Maintenant, suivant le théorème de régression, une fois que le certificat de papier de la banque centrale a acquis son pouvoir d’achat, celui-ci sert de donnée à la demande de ce certificat. Le pouvoir d’achat actuel d’une certaine offre actuelle de certificats de la banque centrale peut donc être établi. Ainsi, la valeur du certificat de papier de la banque centrale, c.-à-d. de la monnaie de papier appelée dollar, est établie du fait de son lien historique avec l’or.
Conclusion
Contrairement à la pensée populaire, la valeur d’un dollar de papier trouve son origine dans son lien avec l’or, et non dans un décret étatique ou une convention sociale. Selon le théorème de régression de Ludwig von Mises, la monnaie doit avoir été échangée comme marchandise. En outre, le fait qu’une entité ait établi un pouvoir d’achat par rapport à divers biens et services ne la qualifie pas aussitôt comme monnaie, c.-à-d. de média d’échange général. Pour que l’entité devienne de la monnaie, elle doit être largement acceptée.
Frank Shostak
- Hal Varian, « Why Is That Dollar Bill in Your Pocket Worth Anything?, » New York Times, Jan. 15, 2004.

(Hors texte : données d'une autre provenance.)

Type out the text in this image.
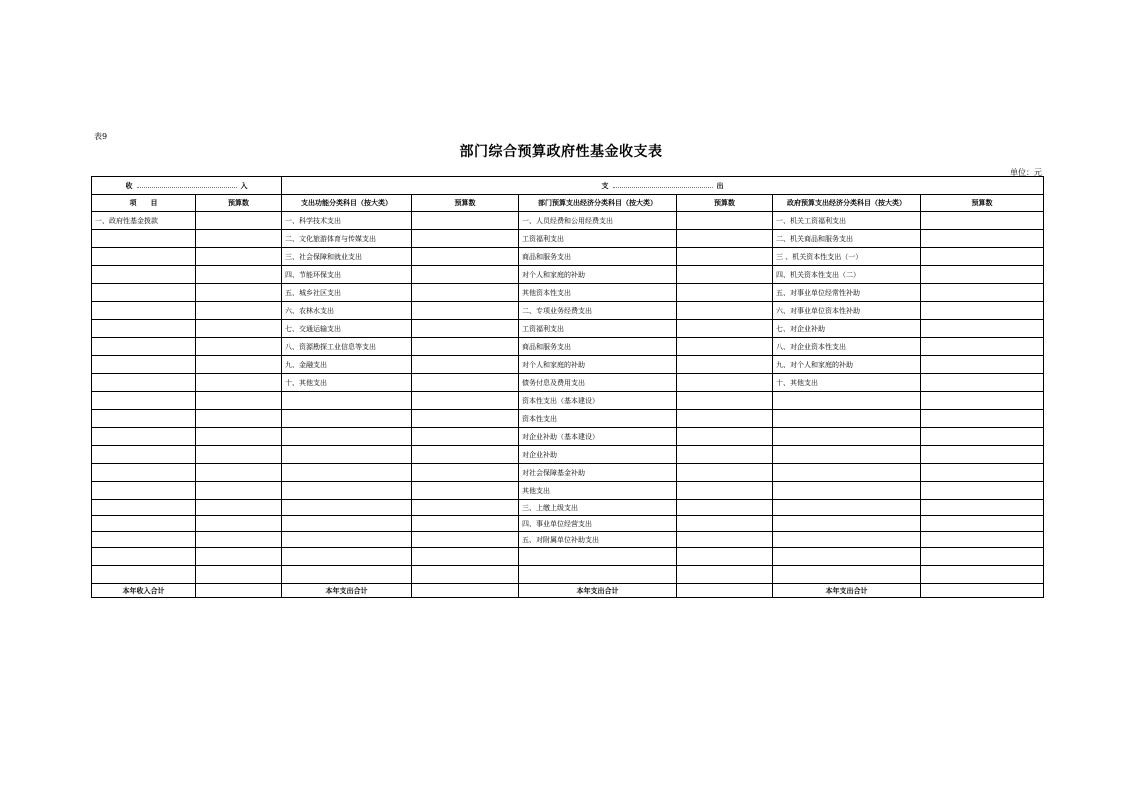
表9
部门综合预算政府性基金收支表
单位：元
收 入		支 出					
项　　目	预算数	支出功能分类科目（按大类）	预算数	部门预算支出经济分类科目（按大类）	预算数	政府预算支出经济分类科目（按大类）	预算数
一、政府性基金拨款		一、科学技术支出		一、人员经费和公用经费支出		一、机关工资福利支出	
		二、文化旅游体育与传媒支出		工资福利支出		二、机关商品和服务支出	
		三、社会保障和就业支出		商品和服务支出		三 、机关资本性支出（一）	
		四、节能环保支出		对个人和家庭的补助		四、机关资本性支出（二）	
		五、城乡社区支出		其他资本性支出		五、对事业单位经常性补助	
		六、农林水支出		二、专项业务经费支出		六、对事业单位资本性补助	
		七、交通运输支出		工资福利支出		七、对企业补助	
		八、资源勘探工业信息等支出		商品和服务支出		八、对企业资本性支出	
		九、金融支出		对个人和家庭的补助		九、对个人和家庭的补助	
		十、其他支出		债务付息及费用支出		十、其他支出	
				资本性支出（基本建设）			
				资本性支出			
				对企业补助（基本建设）			
				对企业补助			
				对社会保障基金补助			
				其他支出			
				三、上缴上级支出			
				四、事业单位经营支出			
				五、对附属单位补助支出			

本年收入合计		本年支出合计		本年支出合计		本年支出合计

- NdT : Le prix d’un bien est précisément la marque d’une offre échangée contre de la monnaie, donc le pouvoir d’achat de la monnaie se manifeste dans l’étendue des prix.
- Ludwig von Mises. Human Action: A Treatise on Economics, scholar’s ed. (Auburn, AL: Ludwig von Mises Institute, 1998), chap. 17.
- NdT : Mises a les convention sociales explicites à l’esprit, cependant, on pourrait voir le pouvoir d’achat de la monnaie comme une convention sociale implicite.
- NdT : À ce sujet, il est fort intéressant de lire le livre de Pascal Salin : Les systèmes monétaires : « Des besoins individuels aux réalités internationales », très pédagogique sur ce point.
La citation de Rothbar est bizarre, le mot « media » se traduit par moyen. La monnaie est un moyen d’échange est plus compréhensible. Merci
Merci pour cette remarque. Nous avons harmonisé les termes employés par Rothbard et par Mises, le sens donné par medium et media étant celui d’un intermédiaire bien plus qu’un simple moyen. Dans l’explication donnée, il nous a semblé important d’appuyer cette nuance qui va au-delà du simple « moyen » de paiement.